Technical Medical Writer
These professionals tackle the ever-challenging job of explaining science to the public. Medical technical writers are employed by publications that cater to medical professionals or to a public that is not considered to be especially familiar with the sciences. These writers may work in marketing departments, in an editorial capacity, in public relations or advertising agencies. Typical output includes journal abstracts, white papers, strategic marketing copy, regulatory instructions, conference presentations or explanatory articles for the layman.
- Clearly explain scientific practice and procedure to a variety of audiences, from medical professionals to the average website viewer
- Research professional resources to provide examples to readers, verify scientific facts and analyze trends
- Distill the important factual data out of highly technical information, and then illustrate it accurately
Aside from demonstrated writing skill, there is no degree requirement for a medical technical writer. Degrees in journalism, public policy, communications, nursing, medicine or the sciences all suffice; education in the sciences is especially valuable.
Public Health Journalist
A public health journalist reports on news and events in the public health sector. These professionals either work independently or for a publication like a newspaper, website or televised news show. Typical daily tasks include researching storylines, following leads, interviewing relevant parties and writing results in an engaging manner. Generally, public health journalists specialize in the public health arena and publish high-level information.

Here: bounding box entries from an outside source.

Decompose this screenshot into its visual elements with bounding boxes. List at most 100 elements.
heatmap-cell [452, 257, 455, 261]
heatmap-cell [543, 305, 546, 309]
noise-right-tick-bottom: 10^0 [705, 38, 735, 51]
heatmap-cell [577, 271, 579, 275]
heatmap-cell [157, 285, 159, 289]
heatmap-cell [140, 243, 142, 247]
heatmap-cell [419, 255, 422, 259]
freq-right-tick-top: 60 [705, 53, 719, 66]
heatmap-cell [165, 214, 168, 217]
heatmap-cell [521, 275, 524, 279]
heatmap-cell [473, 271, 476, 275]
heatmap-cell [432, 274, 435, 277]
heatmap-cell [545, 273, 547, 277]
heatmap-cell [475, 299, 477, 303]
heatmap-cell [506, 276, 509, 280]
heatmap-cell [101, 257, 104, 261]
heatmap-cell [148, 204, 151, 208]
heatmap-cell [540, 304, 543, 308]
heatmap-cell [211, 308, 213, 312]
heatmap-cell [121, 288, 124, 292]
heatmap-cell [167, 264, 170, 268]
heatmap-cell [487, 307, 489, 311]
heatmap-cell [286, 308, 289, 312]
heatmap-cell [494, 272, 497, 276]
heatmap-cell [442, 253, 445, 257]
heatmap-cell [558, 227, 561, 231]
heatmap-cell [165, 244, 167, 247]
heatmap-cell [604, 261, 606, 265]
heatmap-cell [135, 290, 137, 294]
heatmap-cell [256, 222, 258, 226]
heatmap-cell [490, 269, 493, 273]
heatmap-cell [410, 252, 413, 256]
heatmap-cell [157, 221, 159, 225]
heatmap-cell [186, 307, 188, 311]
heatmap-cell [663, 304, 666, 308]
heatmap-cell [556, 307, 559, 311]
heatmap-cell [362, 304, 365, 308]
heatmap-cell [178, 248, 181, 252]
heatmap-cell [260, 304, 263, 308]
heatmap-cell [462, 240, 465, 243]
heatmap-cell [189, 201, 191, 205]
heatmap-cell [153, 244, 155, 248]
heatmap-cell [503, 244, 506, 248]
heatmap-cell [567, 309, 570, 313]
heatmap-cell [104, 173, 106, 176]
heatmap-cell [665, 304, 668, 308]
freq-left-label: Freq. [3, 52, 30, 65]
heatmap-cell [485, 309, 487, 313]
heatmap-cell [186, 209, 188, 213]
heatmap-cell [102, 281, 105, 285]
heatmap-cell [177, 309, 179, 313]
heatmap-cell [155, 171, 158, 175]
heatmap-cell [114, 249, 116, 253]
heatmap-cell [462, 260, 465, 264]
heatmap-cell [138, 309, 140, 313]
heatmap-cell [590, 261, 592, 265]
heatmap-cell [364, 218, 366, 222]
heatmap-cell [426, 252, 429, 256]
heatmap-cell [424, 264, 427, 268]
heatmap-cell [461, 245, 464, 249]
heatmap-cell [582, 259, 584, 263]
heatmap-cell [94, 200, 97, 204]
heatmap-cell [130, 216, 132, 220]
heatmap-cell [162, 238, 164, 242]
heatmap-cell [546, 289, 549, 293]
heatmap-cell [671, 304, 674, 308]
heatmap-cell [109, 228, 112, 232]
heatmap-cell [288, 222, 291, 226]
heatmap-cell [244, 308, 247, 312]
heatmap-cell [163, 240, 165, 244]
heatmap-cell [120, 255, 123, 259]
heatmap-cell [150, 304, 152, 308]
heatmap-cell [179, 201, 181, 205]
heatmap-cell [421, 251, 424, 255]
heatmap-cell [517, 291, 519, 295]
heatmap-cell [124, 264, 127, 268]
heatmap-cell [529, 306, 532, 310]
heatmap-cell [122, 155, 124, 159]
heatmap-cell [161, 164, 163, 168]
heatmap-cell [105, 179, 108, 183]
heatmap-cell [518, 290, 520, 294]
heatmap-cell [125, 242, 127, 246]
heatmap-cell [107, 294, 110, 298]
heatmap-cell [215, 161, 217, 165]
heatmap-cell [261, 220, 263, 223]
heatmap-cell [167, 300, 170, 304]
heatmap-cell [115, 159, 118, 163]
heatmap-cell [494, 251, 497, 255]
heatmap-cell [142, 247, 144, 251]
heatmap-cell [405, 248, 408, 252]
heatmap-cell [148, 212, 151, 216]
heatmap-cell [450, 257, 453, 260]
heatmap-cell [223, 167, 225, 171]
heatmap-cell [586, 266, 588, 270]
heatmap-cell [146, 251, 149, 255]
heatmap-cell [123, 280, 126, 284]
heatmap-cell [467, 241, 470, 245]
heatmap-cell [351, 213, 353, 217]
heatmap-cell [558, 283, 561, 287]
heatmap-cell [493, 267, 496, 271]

- Be attuned to changes, trends and new developments in public health; be able to assess which of these are important enough to develop into a story
- Present public health news accurately, compassionately and without bias
- Perform under tight deadlines and sometimes enormous pressure from the public or other media outlets
While there are no hard and fast requirements to perform this job successfully, a background in science can be very useful. Dissecting academic medical publications, interviewing specialists and recognizing the import of some public health news can be made much simpler with a background in nursing, biology or other natural sciences. A master’s degree in public policy or science isn’t required but could come in handy.
Public Health Information Officer
A public health information officer serves as a gatekeeper of information between an entity that sets policy and the public that is affected by it. These professionals may work for government agencies, public hospitals and medical universities, or local municipal government. A public information officer serves as the face of his or her employer; in times of public health crisis, this can be a very visible position in the media. Deciding what information should be released, delivering it to the public, providing news updates and answering questions are typical duties.
- Attend meetings and events where policy is set
- Develop information pipelines and procedural guides to follow in the event of a crisis
- Maintain good media and public relations
Public information officers bear an enormous responsibility in choosing how to keep the public informed of relevant health policy decisions. Consequently, a master’s degree is usually required for this position. Additionally, these professionals should be comfortable holding press conferences and appearing on camera.
The National Cancer Institute is heavily invested in public policy and public health awareness. This internship program was developed for students interested in writing about public policy and science.